En appel de la Cour d’appel du Nouveau-Brunswick : Syndicat canadien des communications de l’énergie et du papier, section locale 30 c. Pâtes & Papier Irving ltée, 2013 CSC34

« La vie privée et la sécurité sont des intérêts liés au milieu de travail, à la fois très importants et très délicats. Ils entrent aussi parfois en conflit, tout particulièrement lorsque le lieu de travail est dangereux. » (La Juge Abella)

Un employeur qui choisit de mettre en place des mesures de sécurité sans préalablement les négocier et que ces mesures emportent des sanctions disciplinaires pour les employés, doit s’assurer qu’elles relèvent de la clause de la convention collective portant sur les droits de direction.
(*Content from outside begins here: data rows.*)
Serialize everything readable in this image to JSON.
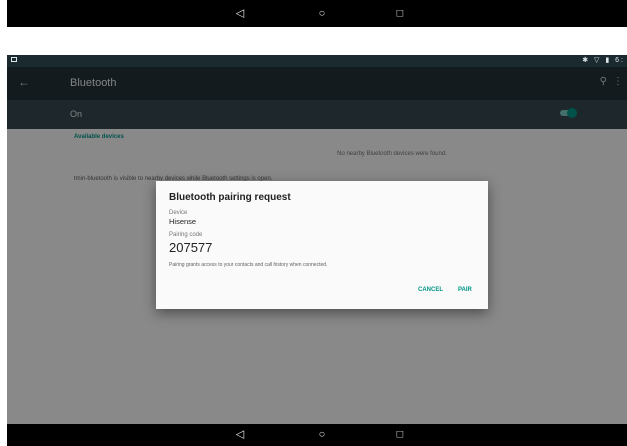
{
  "navbar": {
    "back_glyph": "◁",
    "home_glyph": "○",
    "recent_glyph": "□"
  },
  "statusbar": {
    "right_text": "✱ ▽ ▮ 6:"
  },
  "appbar": {
    "back_glyph": "←",
    "title": "Bluetooth",
    "search_glyph": "⚲",
    "more_glyph": "⋮"
  },
  "bluetooth_toggle": {
    "label": "On",
    "state": "on"
  },
  "content": {
    "section_title": "Available devices",
    "empty_message": "No nearby Bluetooth devices were found.",
    "visibility_message": "tmin-bluetooth is visible to nearby devices while Bluetooth settings is open."
  },
  "dialog": {
    "title": "Bluetooth pairing request",
    "device_label": "Device",
    "device_value": "Hisense",
    "code_label": "Pairing code",
    "code_value": "207577",
    "note": "Pairing grants access to your contacts and call history when connected.",
    "cancel_label": "CANCEL",
    "pair_label": "PAIR"
  },
  "colors": {
    "accent": "#009688",
    "appbar": "#263238",
    "toggle_bar": "#37474f"
  }
}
Dans cette affaire, la question juridique est celle de savoir si l’adoption d’une politique prévoyant des tests aléatoires de dépistage d’alcool constituait un exercice valide des droits de direction que la convention collective confère à l’employeur.

Le contexte

Le Syndicat a déposé un grief pour contester le volet sur les tests obligatoires aléatoires de dépistage d’alcool d’une politique sur la consommation d’alcool et de drogue que l’employeur, Irving, avait mise en œuvre unilatéralement à son usine de papier. Selon cette politique, 10 % des employés occupant un poste à risque allaient, au cours d’une année, être choisis au hasard et sans préavis pour subir l’épreuve de l’éthylomètre. Un résultat positif allait emporter des sanctions disciplinaires graves, dont un éventuel congédiement.

Les décisions antérieures

Le Conseil d’arbitrage a accueilli le grief. Après avoir mis en balance l’intérêt de l’employeur à mener des tests aléatoires de dépistage d’alcool comme mesure de sécurité en milieu de travail, d’une part, et l’atteinte à la vie privée des employés, d’autre part, une majorité du Conseil a conclu que la politique des tests aléatoires n’était pas justifiée vu l’absence d’éléments de preuve révélant l’existence d’un problème de consommation d’alcool en milieu de travail.

En conclusion du contrôle judiciaire, la sentence arbitrale a été annulée après avoir été jugée déraisonnable vu la dangerosité du lieu de travail.

La Cour d’appel du Nouveau-Brunswick a rejeté l’appel.

Le pourvoi est accueilli en Cour suprême par une majorité de six (6) juges alors que trois (3) sont dissidents.

Analyse de la majorité

L’employeur ne peut imposer une règle comportant des sanctions disciplinaires que si la nécessité d’adopter une telle règle l’emporte sur l’incidence négative de cette dernière sur le droit à la vie privée des employés.

Les juges majoritaires statuent que le Conseil d’arbitrage est arrivé à la conclusion que les avantages attendus par l’employeur sur le plan de la sécurité se situaient dans la fourchette entre incertains et minimes, tandis que l’atteinte à la vie privée des employés était bien plus grave.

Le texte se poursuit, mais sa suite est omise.